Welcome back everyone. So in this problem, we're given a wave function. It's given as y of x and t is equal to 6.5 times the cosine. Then we got some numbers in this equation. We've got 2π/28 x and then 2π/0.36 t. In this problem, we want to calculate the wavelength and frequency of the wave, and then eventually we want to figure out what direction the wave travels in. So let's go ahead and get started here.
Part A, we want to calculate the wavelength. We know that the general form of an equation or a wave function is going to be a sine of kx plus or minus omega t or cosine. In this case, we have an amplitude, we have a cosine, and the value that goes in front of the x is k. Our omega over here is the 2π/0.36. We want to calculate what the wavelength is. That's not k or omega, but we can get the wavelength by looking at those values. Remember that k is related to the wavelength, and omega is related to the frequency or the period.
So to find the wavelength, we really just focus on that wave number given to us in our wave function.
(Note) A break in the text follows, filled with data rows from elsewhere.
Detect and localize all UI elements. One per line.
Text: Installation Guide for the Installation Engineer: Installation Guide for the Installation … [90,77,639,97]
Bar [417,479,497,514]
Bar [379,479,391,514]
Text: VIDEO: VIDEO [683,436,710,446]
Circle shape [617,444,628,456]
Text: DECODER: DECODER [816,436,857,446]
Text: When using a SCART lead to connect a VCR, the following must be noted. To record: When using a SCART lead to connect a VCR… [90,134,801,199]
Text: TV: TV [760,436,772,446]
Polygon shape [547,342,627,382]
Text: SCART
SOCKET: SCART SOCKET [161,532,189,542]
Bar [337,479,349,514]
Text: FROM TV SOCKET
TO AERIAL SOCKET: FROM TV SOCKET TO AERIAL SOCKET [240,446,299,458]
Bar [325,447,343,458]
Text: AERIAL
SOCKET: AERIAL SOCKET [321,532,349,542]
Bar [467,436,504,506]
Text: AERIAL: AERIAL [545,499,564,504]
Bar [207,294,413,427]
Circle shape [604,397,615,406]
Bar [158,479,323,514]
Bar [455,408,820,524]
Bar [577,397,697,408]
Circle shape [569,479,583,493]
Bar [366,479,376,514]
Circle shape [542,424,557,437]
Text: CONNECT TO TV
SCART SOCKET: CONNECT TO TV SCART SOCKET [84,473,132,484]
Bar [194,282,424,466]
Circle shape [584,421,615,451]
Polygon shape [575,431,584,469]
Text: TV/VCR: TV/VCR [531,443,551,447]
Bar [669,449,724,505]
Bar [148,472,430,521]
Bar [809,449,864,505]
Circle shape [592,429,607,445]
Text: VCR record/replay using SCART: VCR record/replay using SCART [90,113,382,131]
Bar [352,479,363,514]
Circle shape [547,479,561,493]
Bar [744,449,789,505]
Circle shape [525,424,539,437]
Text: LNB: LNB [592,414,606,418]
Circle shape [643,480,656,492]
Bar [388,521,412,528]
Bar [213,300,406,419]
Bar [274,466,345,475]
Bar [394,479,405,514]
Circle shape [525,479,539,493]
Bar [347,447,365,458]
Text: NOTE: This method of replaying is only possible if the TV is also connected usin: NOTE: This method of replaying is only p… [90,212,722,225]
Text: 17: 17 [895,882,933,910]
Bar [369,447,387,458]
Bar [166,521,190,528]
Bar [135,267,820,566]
We know that k=2π/λ and in our problem here, in our wave function, it's given as 2π/28. So lambda is equal to 28 meters. It's straightforward to extract the wavelength when it's written in this form.
Now, for Part B, we want to calculate the frequency. Instead of looking for the wavelength by looking at k, if we want the linear frequency f, we're going to have to look at omega. Omega is represented as 2π×f or 2π/T. In our equation, this 2πf was equal to just 2π/0.36. So f=1/0.36, and this ends up being 2.78 Hz.
For the last part of the problem, we determine the direction the wave travels in. We just have to look at the sign between x and t. If the form is kx plus omega t, it means that you are traveling to the left. So, the plus sign indicates that the direction this wave travels in is left.
That's really all there is to it, folks. Let me know if you have any questions. Thanks for watching, and I'll see you in the next video.